Figure 1. Phosphocreatine shuttle system. Mitochondria produce ATP during oxidative phosphorylation, and this ATP converts Cr at the mitochondrial membrane into PCr through mi-CK. PCr, in turn, shuttles from the mitochondrial membrane to the sarcolemma, where through the mm-CK, the phosphorous group of PCr is exchanged with ADP to form ATP in cases of increased energy demand. In this way, PCr acts to buffer ATP. ADP adenosine diphosphate; ATP adenosine triphosphate; Cr free creatinine; PCr phosphocreatinine; mi-CK mitochondrial creatine kinase; mm-CK myofibrillar creatine kinase; CrT creatinine transporter.
Secondly, gene regulatory pathways may affect mitochondrial function by influencing the interplay between the supply and oxidation of the various substrates (Figure 2). Not only in individuals with T2DM but also in first-degree relatives of individuals with T2DM, it has been shown that the expression of peroxisome proliferator-activated receptor (PPAR) coactivator PGC-1α is decreased in skeletal muscle [57]. PGC-1 is usually increased upon cellular ATP demand [58], leading to transcription of NRF-1, PPARα, and PPARγ, and may thereby have indirect effects on mitochondrial metabolism. Since NRF-1 regulates the expression of many mitochondrial genes, including the OXPHOS genes, a decreased expression of PGC-1α will result in a lower mitochondrial content of the OXPHOS complexes. These data found in skeletal muscle may be translated to heart, though data in prediabetes are lacking.
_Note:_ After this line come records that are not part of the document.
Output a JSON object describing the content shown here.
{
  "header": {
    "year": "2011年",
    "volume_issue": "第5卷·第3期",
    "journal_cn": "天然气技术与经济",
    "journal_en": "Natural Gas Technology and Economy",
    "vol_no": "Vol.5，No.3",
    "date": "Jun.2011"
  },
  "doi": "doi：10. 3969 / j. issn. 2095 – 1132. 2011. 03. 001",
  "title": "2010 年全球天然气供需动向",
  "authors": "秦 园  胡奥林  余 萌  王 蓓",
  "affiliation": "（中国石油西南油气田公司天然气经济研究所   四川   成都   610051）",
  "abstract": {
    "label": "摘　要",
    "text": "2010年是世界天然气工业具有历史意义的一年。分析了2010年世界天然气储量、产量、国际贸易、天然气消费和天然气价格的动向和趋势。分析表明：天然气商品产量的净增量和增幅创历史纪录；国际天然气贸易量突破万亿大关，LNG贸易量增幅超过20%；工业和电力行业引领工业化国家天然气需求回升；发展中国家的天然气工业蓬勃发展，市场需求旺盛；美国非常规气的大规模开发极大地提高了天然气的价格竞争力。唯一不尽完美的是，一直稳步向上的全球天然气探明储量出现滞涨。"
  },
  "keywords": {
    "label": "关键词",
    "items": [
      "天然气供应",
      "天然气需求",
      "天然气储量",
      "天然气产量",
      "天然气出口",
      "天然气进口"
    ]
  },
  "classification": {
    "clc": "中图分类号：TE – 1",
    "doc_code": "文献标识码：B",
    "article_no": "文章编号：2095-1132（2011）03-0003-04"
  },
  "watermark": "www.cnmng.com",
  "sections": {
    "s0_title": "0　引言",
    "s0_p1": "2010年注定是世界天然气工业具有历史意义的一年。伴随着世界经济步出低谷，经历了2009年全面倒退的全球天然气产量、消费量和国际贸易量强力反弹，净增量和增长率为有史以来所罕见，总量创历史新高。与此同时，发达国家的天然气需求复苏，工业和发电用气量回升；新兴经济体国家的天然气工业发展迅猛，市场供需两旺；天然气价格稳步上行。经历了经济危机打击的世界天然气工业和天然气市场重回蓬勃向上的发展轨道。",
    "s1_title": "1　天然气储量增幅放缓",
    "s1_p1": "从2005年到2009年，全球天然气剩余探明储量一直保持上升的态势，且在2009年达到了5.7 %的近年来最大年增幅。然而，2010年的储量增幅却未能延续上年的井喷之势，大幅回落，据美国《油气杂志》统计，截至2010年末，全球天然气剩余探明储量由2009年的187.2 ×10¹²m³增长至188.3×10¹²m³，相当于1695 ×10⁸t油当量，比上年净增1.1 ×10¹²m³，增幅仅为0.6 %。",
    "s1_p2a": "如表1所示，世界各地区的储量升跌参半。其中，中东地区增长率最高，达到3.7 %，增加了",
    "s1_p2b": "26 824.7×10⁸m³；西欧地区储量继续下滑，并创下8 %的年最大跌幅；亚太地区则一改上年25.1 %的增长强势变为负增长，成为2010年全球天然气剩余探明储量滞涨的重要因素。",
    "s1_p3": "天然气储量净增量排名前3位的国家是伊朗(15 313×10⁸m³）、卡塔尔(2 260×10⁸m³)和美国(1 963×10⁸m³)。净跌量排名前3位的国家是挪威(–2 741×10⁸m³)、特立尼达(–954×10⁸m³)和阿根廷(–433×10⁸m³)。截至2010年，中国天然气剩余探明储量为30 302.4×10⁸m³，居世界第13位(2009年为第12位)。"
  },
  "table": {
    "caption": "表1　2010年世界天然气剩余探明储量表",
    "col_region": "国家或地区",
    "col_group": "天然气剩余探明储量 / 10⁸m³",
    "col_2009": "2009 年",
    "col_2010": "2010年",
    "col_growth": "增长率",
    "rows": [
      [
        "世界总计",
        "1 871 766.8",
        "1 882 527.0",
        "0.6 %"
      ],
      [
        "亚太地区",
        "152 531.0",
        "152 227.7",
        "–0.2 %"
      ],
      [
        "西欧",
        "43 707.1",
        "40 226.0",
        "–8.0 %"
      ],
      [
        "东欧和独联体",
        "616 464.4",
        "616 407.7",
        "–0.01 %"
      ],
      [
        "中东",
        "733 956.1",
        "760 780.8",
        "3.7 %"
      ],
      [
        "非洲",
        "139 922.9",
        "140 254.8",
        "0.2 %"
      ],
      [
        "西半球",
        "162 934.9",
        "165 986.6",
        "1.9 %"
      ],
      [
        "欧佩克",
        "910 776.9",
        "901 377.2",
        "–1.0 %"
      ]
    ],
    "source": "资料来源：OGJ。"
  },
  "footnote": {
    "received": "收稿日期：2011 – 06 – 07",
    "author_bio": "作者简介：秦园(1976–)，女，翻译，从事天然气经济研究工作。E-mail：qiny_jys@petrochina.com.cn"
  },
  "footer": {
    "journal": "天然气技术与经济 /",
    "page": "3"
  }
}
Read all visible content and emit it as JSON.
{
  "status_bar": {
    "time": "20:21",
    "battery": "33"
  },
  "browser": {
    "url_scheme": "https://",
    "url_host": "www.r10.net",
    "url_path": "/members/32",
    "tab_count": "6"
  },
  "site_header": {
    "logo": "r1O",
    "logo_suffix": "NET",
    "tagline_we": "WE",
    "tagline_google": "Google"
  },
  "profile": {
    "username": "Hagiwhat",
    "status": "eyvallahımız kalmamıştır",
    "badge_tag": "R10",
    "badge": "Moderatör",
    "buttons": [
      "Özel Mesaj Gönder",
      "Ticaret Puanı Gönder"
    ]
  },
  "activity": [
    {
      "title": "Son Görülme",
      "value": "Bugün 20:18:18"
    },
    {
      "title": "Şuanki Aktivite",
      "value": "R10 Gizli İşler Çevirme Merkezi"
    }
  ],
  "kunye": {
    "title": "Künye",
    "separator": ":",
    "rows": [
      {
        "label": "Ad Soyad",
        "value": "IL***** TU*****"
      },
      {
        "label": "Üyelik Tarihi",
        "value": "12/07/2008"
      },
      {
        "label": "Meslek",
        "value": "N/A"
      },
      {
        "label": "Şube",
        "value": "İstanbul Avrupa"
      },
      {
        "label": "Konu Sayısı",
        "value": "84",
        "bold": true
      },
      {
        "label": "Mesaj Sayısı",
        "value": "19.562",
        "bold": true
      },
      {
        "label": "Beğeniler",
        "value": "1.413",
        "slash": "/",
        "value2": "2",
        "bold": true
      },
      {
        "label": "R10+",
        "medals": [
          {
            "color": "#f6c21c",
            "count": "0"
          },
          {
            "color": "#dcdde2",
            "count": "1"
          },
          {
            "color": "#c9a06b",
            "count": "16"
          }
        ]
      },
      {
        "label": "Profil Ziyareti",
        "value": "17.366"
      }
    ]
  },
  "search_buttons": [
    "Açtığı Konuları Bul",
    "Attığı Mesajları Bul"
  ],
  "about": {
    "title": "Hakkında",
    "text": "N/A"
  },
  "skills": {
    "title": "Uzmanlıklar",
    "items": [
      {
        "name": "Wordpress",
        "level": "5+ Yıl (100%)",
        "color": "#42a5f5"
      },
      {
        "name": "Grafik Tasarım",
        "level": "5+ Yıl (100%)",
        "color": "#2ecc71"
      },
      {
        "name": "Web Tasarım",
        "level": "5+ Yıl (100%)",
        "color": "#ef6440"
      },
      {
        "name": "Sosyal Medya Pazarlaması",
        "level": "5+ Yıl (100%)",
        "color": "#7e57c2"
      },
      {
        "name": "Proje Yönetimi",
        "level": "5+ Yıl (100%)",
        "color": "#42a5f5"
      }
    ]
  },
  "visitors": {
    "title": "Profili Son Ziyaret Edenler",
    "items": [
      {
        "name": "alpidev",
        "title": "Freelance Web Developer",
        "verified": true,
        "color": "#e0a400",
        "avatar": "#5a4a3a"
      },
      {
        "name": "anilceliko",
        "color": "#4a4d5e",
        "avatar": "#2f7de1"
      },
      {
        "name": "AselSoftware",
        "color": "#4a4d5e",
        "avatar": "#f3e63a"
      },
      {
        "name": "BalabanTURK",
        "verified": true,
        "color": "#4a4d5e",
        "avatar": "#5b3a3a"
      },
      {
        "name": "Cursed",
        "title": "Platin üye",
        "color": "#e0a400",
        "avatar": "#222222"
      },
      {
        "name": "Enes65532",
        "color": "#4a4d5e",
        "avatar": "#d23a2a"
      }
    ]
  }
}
Yet, in T2DM, Montaigne et al. found a downregulation of NRF-1 and mitochondrial function in the heart [54].
Figure 2. Gene regulatory pathways affecting mitochondrial function. Several genes influence the interplay between the supply and oxidation of the various substrates. Down- and/or upregulation of these genes in prediabetes may affect mitochondrial function. Partly because of this, in prediabetes fatty acid oxidation may be stimulated, resulting in a net reduction in ATP and thus reduced myocardial efficiency. PPAR peroxisome proliferator-activated receptor; ATP adenosine triphosphate.